Data Pipeline
Rockfish Detect processes data through a series of stages, each producing artifacts used by subsequent stages.
Pipeline Stages
sample --> extract --> rank --> train --> score
| Stage | Command | Input | Output |
|---|---|---|---|
| Sample | sample | Raw flow Parquet | Sampled Parquet |
| Extract | extract | Sampled Parquet | Normalization tables |
| Rank | rank | Normalization tables | Feature rankings |
| Train | train | Sampled + Normalization | Model files |
| Score | score | Raw flows + Model | Anomaly scores |
1. Sampling
Randomly samples flow data to reduce volume while maintaining statistical properties.
# Sample specific date
rockfish_detect -c config.yaml sample --date 2025-01-28
# Sample last N days
rockfish_detect -c config.yaml sample --days 7
# Clear state and resample all
rockfish_detect -c config.yaml sample --clear
Input Path
s3://<bucket>/<observation>/v2/year=YYYY/month=MM/day=DD/*.parquet
Output Path
s3://<bucket>/<observation>/sample/sample-YYYY-MM-DD.parquet
Configuration
sampling:
sample_percent: 10.0 # 10% of rows
retention_days: 7 # Keep 7 days of samples
State Tracking
Sampling maintains state to avoid reprocessing:
- Tracks which dates have been sampled
- Skips dates already in state file
- Use
--clearto reset state
2. Feature Extraction
Builds normalization lookup tables for ML training.

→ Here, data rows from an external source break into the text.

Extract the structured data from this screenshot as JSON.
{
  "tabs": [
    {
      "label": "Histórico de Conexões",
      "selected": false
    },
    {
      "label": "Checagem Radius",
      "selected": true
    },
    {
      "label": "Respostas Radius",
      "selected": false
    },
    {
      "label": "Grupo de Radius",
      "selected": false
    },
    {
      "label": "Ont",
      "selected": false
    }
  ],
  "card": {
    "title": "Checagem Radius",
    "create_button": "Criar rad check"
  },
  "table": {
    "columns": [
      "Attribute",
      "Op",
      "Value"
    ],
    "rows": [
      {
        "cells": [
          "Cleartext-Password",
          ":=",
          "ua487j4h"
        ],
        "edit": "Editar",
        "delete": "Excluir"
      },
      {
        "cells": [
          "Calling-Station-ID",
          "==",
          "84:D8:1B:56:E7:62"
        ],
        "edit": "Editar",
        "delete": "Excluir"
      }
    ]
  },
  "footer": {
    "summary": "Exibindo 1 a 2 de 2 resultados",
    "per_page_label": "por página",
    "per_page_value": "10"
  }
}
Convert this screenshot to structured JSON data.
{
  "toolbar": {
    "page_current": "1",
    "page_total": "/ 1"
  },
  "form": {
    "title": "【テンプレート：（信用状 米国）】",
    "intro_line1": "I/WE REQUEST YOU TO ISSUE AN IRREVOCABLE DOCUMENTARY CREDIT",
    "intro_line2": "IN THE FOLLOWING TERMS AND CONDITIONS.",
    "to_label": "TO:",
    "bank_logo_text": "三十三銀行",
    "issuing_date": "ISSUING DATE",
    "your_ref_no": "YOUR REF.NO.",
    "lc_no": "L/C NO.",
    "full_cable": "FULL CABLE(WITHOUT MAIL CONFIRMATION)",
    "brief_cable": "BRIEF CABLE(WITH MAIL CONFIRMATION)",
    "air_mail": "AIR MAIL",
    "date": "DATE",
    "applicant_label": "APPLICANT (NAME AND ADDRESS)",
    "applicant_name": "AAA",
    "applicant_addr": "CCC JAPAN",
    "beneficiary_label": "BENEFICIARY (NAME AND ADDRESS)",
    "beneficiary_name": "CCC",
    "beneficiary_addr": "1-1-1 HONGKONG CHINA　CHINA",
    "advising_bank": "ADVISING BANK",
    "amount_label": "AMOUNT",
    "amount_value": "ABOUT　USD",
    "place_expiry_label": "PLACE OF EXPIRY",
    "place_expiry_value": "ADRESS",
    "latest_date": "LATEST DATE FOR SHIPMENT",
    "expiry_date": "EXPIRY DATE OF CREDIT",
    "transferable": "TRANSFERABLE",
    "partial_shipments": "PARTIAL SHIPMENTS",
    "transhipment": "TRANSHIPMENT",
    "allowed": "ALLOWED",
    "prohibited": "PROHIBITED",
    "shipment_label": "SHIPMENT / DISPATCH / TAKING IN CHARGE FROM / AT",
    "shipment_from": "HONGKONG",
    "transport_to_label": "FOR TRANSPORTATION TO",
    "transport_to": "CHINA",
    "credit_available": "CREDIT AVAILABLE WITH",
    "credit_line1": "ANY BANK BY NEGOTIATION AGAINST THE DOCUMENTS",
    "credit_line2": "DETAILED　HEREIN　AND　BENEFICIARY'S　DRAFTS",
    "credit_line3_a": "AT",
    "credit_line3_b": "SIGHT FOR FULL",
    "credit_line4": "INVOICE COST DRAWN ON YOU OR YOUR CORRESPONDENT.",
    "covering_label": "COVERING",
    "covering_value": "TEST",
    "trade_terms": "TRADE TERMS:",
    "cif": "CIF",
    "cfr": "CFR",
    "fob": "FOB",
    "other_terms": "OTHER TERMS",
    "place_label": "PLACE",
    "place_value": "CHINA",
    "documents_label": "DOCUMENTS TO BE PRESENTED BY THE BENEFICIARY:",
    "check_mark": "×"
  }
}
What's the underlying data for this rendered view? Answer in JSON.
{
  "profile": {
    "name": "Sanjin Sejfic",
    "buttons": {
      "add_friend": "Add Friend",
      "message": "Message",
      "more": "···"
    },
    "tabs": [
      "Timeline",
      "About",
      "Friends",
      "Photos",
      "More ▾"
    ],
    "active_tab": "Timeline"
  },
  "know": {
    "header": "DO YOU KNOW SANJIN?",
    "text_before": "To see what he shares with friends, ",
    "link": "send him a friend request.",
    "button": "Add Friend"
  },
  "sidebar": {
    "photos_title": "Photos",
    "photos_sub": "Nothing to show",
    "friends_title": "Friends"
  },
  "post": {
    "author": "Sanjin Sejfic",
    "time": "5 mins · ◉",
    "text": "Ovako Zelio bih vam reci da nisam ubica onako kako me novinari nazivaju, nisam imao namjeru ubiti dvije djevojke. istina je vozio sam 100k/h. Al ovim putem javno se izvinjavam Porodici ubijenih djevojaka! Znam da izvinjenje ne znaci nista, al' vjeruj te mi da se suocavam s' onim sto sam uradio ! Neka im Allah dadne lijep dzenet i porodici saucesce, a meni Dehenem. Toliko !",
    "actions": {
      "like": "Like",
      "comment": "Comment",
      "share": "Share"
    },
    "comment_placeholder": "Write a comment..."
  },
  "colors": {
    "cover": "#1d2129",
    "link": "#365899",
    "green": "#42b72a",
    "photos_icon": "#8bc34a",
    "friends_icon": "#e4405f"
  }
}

# Extract features for all protocols
rockfish_detect -c config.yaml extract
# Specific protocol
rockfish_detect -c config.yaml extract -p tcp
# Sequential (not parallel)
rockfish_detect -c config.yaml extract --sequential
Processing
For each field, creates a normalization table:
Numeric fields (dur, rtt, bytes, etc.):
- Histogram binning (quantile or equal-width)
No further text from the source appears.